Sometime after the delivery, I was taken back to a recovery room. The nurse brought me a breast pump; a lactation consultant walked me through the pages of a pamphlet. I sat in the quiet dark, listening to the tick-tick-tick-tick of the machine counting out the requisite time. I thought about you, but I was the surgeon, and to me you were some other mother’s baby, one of many fighting for your life down that long, narrow hallway of the NICU.

Later in the essay, Carmichael describes the bond that eventually formed between her and her son.

My surgical armor shifted, slipped, cracked. As you gradually opened your eyes and looked into mine, as I felt your tiny but firm hand clasp around my finger, you slowly claimed me as your own.

A universal experience

“I wrote the essay about my personal experience, and I’ve been surprised by how much other physicians have related to what happened,” she says. “I’ve had people reach out to me who had similar experiences with having a child in the NICU, but it’s also been a lot more broad-reaching as far as having a child or a family member who’s ill, and navigating your work life — a place you’re very used to in a professional scenario, like a hospital — in a personal scenario.”

She also has been surprised to find that others shared her experience of detaching during similarly stressful situations and feeling like they weren’t developing personal relationships with their babies. In fact, she discovered, many mothers find it difficult to bond with their newborns, even when there are no complications around the birth.

“I thought I was in this weird situation that nobody else had been in, but it’s more common than I thought,” she says. “It’s more widely relatable than I thought it would be.”

The patient perspective

As she prepares to return to her residency this summer, Carmichael says she now has more empathy for what patients might be going through.

“I got a lot of experience with the frustrations that patients experience,” she said. “There’s this whole social and logistical side of medicine you don’t always get experience with on the physician side.
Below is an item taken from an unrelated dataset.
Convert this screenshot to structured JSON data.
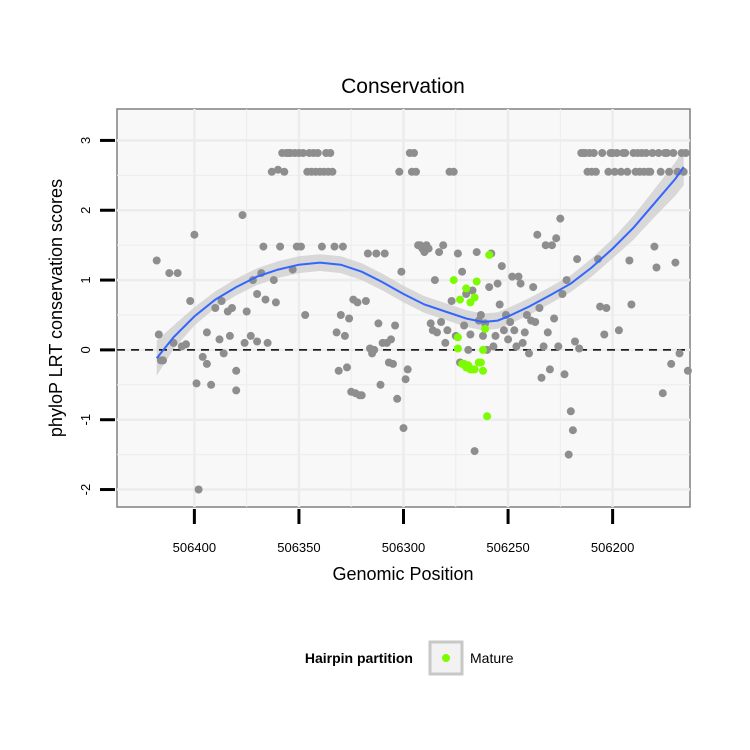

A lot of things we don’t think about, in terms of the financial strains around medical care or the stress around some of the logistical strains, like getting the medication you have been prescribed or making the treatments you’ve been recommended happen.”

Though the essay was difficult to write, she says, it was a cathartic experience that helped her process some of what had happened. She is proud that it was published, but putting her story into the world presents its own set of challenges.

“There are a lot of things my husband and I have been very private about, and we were pretty private about sharing what was going on when it was happening,” she says. “We have every reason to be very hopeful that our son is going to grow up have a fulfilling and somewhat ordinary life, and so having all of this information out about him that’s accessible to him and accessible to other people is an interesting experience.”

Eventually, I could hold you, and bury my face in your hair, and smell your soft-sour scent. And suddenly you were a child, my son. And I could love and therefore lose you.